When you are exercising, no matter what activity you choose, think about varying it to keep your body from stagnating. How? The acronym “FITT” sums up what to do to continually grow stronger and healthier. The “F” stands for Frequency. How often are you exercising? You want to move as much as possible and all movement counts! Additionally, if you can, you want to work out so hard you are sweating and out of breath at least three times a week. I realize this sounds crazy, but I’m talking “ideal”. If you do it as a family, you’ll have exercise and family time all together!
For example, the mom in this picture regularly went running with her son in a stroller, did strength training with me, and went on a reality tv show less than a year after child birth. Oh, and she works full-time as a biologist too. Mix “FITT” exercise with family time and anything can happen!
The “I” stands for Intensity. This couples with what I said above about sweating and being out of breath. How intensely are you exercising? On a scale of 1-10 with 1 being the easiest and 10 being the hardest, you want to be sure you work around level 6,7,8 and even 9 sometimes -depending on what your goal for the workout is. Short bouts of REALLY intense exercise can be incredibly effective! Think jumping rope or super squat jumps (doing a squat, then jumping in the air landing back in a squat). It can be just for a few minutes, but interspersed throughout your day and week, you’ll have some real cardiovascular and metabolic improvement. Sometimes short super intense bursts are great, sometimes a long sustained walk/jog is great. Know that they all have wonderful attributes and you can weave them into your fitness plans to keep your body changing. Click on cardiovascular activities on the blog for more ideas of what to do.

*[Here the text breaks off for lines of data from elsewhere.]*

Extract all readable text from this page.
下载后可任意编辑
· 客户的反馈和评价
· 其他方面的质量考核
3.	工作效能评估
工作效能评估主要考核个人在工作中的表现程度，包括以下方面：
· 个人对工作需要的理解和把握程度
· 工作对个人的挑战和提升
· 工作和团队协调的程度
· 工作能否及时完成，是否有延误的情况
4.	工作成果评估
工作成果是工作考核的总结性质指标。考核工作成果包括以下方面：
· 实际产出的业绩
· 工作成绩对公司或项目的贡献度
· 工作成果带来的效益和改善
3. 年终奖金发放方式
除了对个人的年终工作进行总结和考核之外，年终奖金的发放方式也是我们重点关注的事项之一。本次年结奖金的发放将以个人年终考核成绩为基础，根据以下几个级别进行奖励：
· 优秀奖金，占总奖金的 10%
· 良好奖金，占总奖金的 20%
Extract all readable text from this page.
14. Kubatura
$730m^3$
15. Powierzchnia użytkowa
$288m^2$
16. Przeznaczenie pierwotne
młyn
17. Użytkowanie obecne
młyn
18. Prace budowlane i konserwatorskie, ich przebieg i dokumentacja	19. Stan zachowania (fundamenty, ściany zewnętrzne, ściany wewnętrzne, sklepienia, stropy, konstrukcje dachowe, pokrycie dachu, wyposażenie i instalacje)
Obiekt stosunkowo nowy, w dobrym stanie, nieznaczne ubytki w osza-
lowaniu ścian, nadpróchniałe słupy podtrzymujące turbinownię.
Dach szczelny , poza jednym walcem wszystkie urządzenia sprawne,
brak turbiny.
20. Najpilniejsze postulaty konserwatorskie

“T” stands for Type. What type of exercise have you chosen? Walking, swimming, biking and dancing are great! But what if you don’t have time/resources for anything other than the chair or bathtub exercises? Then just vary the type of things you do, such as lunges, squats, push-ups, step-ups, step-downs, sideways jumps, etc.
The last “T” stands for Time. How much time do you have to spend on your activity? Five minutes? Go hard! Five hours? Enjoy the movement! Vary the speed you do squats or jumps or whatever the move is. Fast squats are great for a cardio challenge. Slow squats are great for muscle work. Keep changing the timing (or tempo) of your exercise.
Vary any of the Frequency, Intensity, Type and Time and you’ll have the recipe to keep your workouts interesting, your body challenged, and your mind happy!